Safer Trees and Decorations
- When purchasing an artificial tree, look for the label “Fire Resistant.” Although this label does not mean the tree won’t catch fire, it does indicate the tree will resist burning and should extinguish quickly.
- When purchasing a live tree, check for freshness. A fresh tree is green, needles are hard to pull from branches and when bent between your fingers, needles do not break.
- Use only noncombustible or flame-resistant materials to trim a tree. Leaded materials are hazardous if ingested by children.
- Never use lighted candles on a tree or near other evergreens.
- Take special care to avoid decorations that are sharp or breakable.
Bright Ideas for Lights
- Indoors or outside, always use lights that have been tested for safety by a recognized testing laboratory that indicates conformance with safety standards.
- Check each set of lights, new or old, for broken or cracked sockets, frayed or bare wires, or loose connections, and throw out damaged sets.
- Use no more than three standard-size sets of lights per single extension cord.
- Never use electric lights on a metallic tree. The tree can become charged with electricity from faulty lights, and a person touching a branch could be electrocuted.
- Before using lights outdoors, check labels to be sure they have been certified for outdoor use.
- Fasten outdoor lights securely to trees, house walls, or other firm supports to protect the lights from wind damage.
- Turn off all lights when you go to bed or leave the house. The lights could short out and start a fire.
- Before buying a toy or allowing your child to play with a toy that he has received as a gift, read the instructions carefully. If the toy is appropriate for your child, show him how to use it properly.

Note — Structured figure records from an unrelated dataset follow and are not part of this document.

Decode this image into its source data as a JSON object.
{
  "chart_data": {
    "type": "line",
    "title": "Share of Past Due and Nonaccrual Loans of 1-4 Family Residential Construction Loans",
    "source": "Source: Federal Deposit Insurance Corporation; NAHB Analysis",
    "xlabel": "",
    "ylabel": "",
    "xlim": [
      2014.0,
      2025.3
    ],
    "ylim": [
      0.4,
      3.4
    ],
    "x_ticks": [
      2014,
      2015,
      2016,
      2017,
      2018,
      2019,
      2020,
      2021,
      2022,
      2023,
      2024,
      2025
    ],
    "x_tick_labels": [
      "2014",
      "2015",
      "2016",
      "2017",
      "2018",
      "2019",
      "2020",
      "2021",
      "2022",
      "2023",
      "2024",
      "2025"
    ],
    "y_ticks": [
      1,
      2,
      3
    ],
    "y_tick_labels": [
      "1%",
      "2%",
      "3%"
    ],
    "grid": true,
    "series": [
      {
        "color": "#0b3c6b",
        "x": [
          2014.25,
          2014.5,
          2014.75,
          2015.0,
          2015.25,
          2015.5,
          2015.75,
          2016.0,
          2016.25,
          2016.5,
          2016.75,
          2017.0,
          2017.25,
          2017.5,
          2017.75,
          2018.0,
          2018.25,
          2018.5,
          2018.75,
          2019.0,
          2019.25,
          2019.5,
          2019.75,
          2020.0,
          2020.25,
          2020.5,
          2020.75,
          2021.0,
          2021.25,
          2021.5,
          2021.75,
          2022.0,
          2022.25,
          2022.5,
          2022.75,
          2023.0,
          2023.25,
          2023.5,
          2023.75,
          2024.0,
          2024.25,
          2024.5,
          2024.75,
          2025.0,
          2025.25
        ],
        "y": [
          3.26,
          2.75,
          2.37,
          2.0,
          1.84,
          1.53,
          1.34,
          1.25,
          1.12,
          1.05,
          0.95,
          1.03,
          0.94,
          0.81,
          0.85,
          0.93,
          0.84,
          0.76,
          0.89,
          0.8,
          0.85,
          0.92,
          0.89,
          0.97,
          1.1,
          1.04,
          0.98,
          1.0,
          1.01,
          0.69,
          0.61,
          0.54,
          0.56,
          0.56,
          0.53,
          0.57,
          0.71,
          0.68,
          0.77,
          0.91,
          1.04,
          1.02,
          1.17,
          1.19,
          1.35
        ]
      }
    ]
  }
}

- Follow recommended age ranges on toy packages. Toys that are too advanced could pose a safety hazard for younger children.
- To prevent both burns and electrical shocks, don’t give young children (under age ten) a toy that must be plugged into an electrical outlet. Instead, buy toys that are battery-operated.
- Children under age three can choke on small parts contained in toys or games.
- Children under age 8 can choke or suffocate on un-inflated or broken balloons. Remove strings and ribbons from toys before giving them to young children.
- Watch for pull toys with strings that are more than 12 inches in length. They could be a strangulation hazard for babies.
- Clean up immediately after a holiday party. A toddler could rise early and choke on leftover food or come in contact with alcohol or tobacco.
- Remember that the homes you visit may not be childproofed. Keep an eye out for danger spots.
- Keep a laminated list with all of the important phone numbers you or a baby-sitter are likely to need in case of an emergency. Include the police and fire department and your pediatrician.